A DOG made his bed in a Manger, and lay snarling and growling to keep the horses from their provender. "See," said one of them, "what a miserable cur! who neither can eat corn himself, nor will allow those to eat it who can."

(Fable 228 Halm; Thomas James' translation.)


THE LION, THE BEAR AND THE FOX

A LION and a Bear found the carcass of a Fawn, and had a long fight for it. The contest was so hard and even, that, at last, both of them half-blinded and half-dead lay panting on the ground, without strength to touch the prize that was stretched between them. A Fox coming by at the time, and seeing their helpless condition, stepped in between the combatants and carried off the booty. "Poor creatures that we are," cried they, "who have been exhausting all our strength and injuring one another, merely to give a rogue a dinner!"
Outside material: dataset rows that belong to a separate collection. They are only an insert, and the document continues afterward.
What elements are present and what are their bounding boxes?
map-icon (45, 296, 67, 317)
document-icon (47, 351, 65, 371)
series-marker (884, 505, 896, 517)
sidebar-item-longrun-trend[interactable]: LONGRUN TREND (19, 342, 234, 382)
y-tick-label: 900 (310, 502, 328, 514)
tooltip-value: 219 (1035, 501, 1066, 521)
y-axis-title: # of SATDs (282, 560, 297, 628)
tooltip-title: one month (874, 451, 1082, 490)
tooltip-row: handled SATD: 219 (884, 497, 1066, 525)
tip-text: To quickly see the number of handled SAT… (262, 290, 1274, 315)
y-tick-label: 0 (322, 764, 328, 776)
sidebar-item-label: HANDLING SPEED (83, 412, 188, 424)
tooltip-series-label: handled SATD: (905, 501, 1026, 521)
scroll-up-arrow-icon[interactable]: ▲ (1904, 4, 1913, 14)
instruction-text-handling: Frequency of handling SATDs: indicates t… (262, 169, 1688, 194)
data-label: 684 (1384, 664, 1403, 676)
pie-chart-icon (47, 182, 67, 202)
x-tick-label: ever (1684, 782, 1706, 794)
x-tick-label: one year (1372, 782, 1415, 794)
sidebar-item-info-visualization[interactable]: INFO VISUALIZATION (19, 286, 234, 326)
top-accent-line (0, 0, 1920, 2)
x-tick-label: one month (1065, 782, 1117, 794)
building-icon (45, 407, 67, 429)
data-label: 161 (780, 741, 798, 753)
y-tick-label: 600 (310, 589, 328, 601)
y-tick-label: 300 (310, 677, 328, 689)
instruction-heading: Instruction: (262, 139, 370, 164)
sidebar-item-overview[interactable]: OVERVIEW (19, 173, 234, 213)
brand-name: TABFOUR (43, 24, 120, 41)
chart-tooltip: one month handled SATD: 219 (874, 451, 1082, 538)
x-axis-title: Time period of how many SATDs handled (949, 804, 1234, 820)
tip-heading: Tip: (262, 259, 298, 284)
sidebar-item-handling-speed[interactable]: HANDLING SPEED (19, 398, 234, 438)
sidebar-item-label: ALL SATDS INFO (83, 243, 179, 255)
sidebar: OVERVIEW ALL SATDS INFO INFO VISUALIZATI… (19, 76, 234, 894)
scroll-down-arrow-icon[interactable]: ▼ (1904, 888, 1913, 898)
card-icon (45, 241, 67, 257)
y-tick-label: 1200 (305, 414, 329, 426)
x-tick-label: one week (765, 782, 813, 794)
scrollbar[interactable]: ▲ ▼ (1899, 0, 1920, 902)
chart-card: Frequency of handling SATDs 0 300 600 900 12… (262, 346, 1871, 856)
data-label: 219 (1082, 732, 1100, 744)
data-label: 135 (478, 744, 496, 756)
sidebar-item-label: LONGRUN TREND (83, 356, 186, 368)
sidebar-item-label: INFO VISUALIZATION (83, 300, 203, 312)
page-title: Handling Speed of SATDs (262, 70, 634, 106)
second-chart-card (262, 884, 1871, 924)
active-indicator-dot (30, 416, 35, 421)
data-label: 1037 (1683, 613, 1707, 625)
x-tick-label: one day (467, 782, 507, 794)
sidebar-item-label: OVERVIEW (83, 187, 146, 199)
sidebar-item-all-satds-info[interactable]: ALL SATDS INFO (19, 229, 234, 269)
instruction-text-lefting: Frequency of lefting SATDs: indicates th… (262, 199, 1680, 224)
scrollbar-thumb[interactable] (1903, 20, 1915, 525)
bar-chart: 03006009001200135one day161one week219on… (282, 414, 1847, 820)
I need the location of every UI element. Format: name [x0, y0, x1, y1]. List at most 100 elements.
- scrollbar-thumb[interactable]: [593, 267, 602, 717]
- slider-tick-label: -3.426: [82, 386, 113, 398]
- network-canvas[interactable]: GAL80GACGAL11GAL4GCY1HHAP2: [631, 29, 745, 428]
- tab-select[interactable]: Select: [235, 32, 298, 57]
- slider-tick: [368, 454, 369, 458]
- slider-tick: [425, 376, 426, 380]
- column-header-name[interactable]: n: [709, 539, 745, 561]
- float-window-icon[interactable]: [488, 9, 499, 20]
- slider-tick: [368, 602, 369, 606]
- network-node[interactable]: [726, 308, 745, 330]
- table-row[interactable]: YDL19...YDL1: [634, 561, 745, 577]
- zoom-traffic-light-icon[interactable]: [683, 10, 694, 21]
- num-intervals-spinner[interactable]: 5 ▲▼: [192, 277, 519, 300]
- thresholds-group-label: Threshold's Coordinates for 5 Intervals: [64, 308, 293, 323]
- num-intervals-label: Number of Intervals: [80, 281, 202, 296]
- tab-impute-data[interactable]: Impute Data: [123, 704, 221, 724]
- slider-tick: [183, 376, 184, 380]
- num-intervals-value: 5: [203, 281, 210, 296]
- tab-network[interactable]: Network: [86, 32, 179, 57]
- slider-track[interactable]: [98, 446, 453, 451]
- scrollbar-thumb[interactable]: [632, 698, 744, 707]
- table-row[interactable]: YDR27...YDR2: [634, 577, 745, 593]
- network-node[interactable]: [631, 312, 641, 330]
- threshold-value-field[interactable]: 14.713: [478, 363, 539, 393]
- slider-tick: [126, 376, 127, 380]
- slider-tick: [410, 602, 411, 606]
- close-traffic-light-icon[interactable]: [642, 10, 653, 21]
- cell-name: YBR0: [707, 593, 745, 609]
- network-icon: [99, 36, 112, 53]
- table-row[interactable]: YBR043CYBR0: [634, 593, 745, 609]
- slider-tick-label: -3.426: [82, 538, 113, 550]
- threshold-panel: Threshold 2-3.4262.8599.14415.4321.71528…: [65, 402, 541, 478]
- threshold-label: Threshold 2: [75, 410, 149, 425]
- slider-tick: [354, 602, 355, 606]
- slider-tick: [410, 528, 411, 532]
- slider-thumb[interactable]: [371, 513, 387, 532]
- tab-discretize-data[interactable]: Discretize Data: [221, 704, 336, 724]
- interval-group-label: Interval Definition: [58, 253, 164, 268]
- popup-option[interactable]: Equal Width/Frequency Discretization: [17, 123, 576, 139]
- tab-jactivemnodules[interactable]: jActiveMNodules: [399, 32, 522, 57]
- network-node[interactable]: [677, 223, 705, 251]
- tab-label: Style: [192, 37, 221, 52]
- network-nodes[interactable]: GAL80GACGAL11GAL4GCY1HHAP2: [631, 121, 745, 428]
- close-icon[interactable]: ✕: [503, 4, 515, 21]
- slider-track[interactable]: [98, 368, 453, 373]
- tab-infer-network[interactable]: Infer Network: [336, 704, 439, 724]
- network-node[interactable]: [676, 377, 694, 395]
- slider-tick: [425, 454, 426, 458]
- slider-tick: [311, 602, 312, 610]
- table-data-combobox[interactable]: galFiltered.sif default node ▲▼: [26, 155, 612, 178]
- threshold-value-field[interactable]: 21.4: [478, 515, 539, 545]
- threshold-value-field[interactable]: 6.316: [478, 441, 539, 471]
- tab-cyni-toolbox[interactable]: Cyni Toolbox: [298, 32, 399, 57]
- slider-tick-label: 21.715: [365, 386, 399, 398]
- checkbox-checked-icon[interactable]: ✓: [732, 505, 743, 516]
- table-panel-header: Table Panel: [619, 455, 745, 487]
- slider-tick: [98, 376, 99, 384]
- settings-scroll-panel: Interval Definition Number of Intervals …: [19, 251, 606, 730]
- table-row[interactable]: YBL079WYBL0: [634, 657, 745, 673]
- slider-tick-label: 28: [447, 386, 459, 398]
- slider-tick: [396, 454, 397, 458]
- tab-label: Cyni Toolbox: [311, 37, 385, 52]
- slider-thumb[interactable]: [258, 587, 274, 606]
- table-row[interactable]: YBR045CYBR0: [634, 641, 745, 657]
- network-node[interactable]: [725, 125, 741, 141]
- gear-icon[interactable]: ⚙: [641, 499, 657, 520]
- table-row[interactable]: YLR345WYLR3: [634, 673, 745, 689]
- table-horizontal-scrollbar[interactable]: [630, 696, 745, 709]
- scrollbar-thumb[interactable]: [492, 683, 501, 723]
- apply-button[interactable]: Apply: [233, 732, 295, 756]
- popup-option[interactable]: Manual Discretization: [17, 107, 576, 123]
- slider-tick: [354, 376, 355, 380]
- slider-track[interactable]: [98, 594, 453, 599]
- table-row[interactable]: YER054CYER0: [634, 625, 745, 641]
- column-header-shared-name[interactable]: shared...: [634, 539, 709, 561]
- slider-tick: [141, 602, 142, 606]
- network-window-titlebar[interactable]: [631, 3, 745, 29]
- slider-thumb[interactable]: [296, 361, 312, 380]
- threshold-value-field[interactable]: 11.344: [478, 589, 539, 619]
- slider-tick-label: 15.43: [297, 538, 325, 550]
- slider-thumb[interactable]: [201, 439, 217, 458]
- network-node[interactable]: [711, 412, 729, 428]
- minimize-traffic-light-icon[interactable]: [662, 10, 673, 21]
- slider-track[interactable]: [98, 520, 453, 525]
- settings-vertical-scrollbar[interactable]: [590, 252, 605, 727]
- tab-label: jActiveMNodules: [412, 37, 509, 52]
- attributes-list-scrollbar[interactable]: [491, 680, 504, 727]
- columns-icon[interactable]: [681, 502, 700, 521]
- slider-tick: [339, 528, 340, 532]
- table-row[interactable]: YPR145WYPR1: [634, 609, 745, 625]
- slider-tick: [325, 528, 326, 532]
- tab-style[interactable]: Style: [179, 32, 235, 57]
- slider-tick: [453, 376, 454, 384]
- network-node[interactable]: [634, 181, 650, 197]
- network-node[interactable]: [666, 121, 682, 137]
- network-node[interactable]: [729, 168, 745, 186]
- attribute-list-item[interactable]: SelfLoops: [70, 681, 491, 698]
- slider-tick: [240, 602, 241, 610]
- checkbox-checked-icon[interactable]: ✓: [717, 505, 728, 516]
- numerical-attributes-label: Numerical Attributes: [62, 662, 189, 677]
(Fable 247 Halm; Thomas James' translation.)


THE GOOSE WITH THE GOLDEN EGGS

A CERTAIN man had the good fortune to possess a Goose that laid him a Golden Egg every day. But dissatisfied with so slow an income, and thinking to seize the whole treasure at once he killed the Goose; and cutting her open, found her—just what any other goose would be!

Much wants more and loses all.

(Fable 343 Halm; Thomas James' translation.)